P. Vijay vijay at topaz.ARPA
Thu Jun 27 13:38:46 AEST 1985


	Could someone tell me how the Pyramid 90x
	does floating point numbers? Somebody told
	me it was the IEEE floating point std.  Is
	this true?  If it is, could someone direct
	me to a paper (or tell me) what this std
	looks like.

  If you mean the representation of floating point numbers in Pyramid-90x
hardware, it is as follows:

single precision:

  31 30    23 22		    0
  .  ........ .......................
  S     E    		 F

S - Represents sign bit. One represents negative and 0 represents positive.

E - These 8 bits represent a biased exponent.  The bias is 2**7 - 1 = 127.

F - This represents a 23 bit fraction.  There is an implied 1 beyond the
most significant bit (bit 22) of the fraction.  In other words, the fraction
is assumed to be a 24-bit normalized fraction and the most significant bit,
which is always 1 due to normalization, is not represented.  The binary
point is assumed to be between the implied bit and bit 22 (MSB) of the
fraction.  The value represented by a floating point number is given by:

	a. If 0 <= E <= 255 then
		value = (-1)**S * 2**(E-127) * (1.F)
	     [positive or negative normalized single precision real numbers]
	b. If E = 0 and F = 0 then
		value = (-1)**S * 0
	     [positive or negative zero]


double precision:

 63 62       52 51			                           0
  . ........... ....................................................
  S      E				F

S - sign bit 
E - 11 bit biased exponent.   Bias is 2**10 - 1 = 1023 
F - 52 bit fraction with a 1 implied beyond bit 51.  The binary point is
assumed between the implied bit and bit 51.
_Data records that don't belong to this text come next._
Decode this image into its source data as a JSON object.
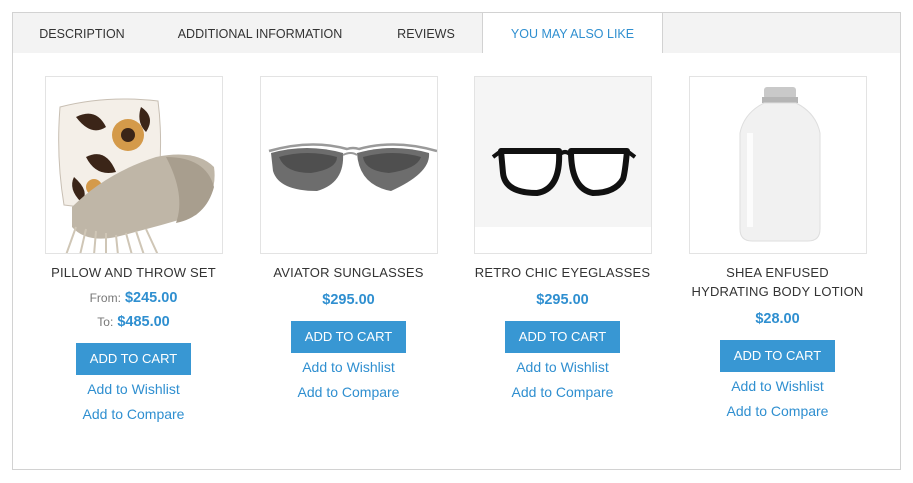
{
  "tabs": [
    {
      "label": "DESCRIPTION"
    },
    {
      "label": "ADDITIONAL INFORMATION"
    },
    {
      "label": "REVIEWS"
    },
    {
      "label": "YOU MAY ALSO LIKE",
      "active": true
    }
  ],
  "products": [
    {
      "name": "PILLOW AND THROW SET",
      "image_icon": "pillow-throw-image",
      "from_label": "From:",
      "from_price": "$245.00",
      "to_label": "To:",
      "to_price": "$485.00",
      "add_to_cart": "ADD TO CART",
      "wishlist": "Add to Wishlist",
      "compare": "Add to Compare"
    },
    {
      "name": "AVIATOR SUNGLASSES",
      "image_icon": "sunglasses-image",
      "price": "$295.00",
      "add_to_cart": "ADD TO CART",
      "wishlist": "Add to Wishlist",
      "compare": "Add to Compare"
    },
    {
      "name": "RETRO CHIC EYEGLASSES",
      "image_icon": "eyeglasses-image",
      "price": "$295.00",
      "add_to_cart": "ADD TO CART",
      "wishlist": "Add to Wishlist",
      "compare": "Add to Compare"
    },
    {
      "name_line1": "SHEA ENFUSED",
      "name_line2": "HYDRATING BODY LOTION",
      "image_icon": "lotion-bottle-image",
      "price": "$28.00",
      "add_to_cart": "ADD TO CART",
      "wishlist": "Add to Wishlist",
      "compare": "Add to Compare"
    }
  ],
  "colors": {
    "accent": "#2f8fd0",
    "button": "#3897d3",
    "tab_bg": "#f3f3f3",
    "border": "#d2d2d2"
  }
}
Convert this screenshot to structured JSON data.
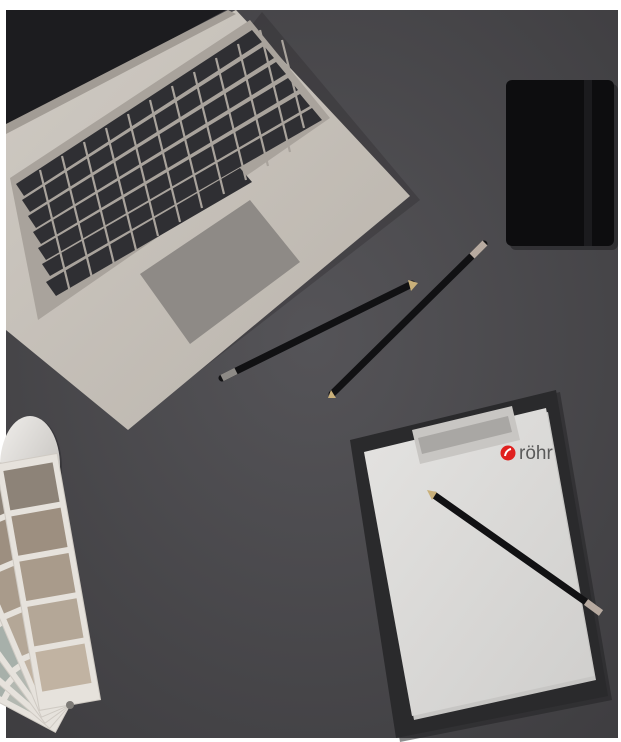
{
  "brand": {
    "name": "röhr",
    "mark_color": "#e0201e",
    "text_color": "#5a5a5a"
  },
  "scene": {
    "desk_color": "#4b4a4d",
    "laptop_color": "#c6c0b8",
    "key_color": "#2f2f33",
    "trackpad_color": "#8e8a86",
    "notebook_color": "#0d0d0f",
    "clipboard_color": "#2a2a2c",
    "paper_color": "#d9d8d6",
    "pencil_color": "#111113",
    "mouse_color": "#dedcd9"
  },
  "swatches": [
    "#7e8c8a",
    "#8f9a94",
    "#9aa5a0",
    "#a7b0aa",
    "#b3b8b1",
    "#8d8378",
    "#9d8f80",
    "#a99b8b",
    "#b4a797",
    "#c1b3a2"
  ]
}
	a. If 0 <= E <= 2047 then
		value = (-1)**S * 2**(E-1023) * (1.F)
	     [positive or negative normalized double precision real numbers]
	b. If E = 0 and F = 0 then
		value = (-1)**S * 0
	     [positive or negative zero]

      I think this is IEE representation, but I am not quite sure about
it.

      All floating point results are computed to within half a unit in
the last place of the destination format.  All computations are performed
as if correct to infinite precision, then rounded.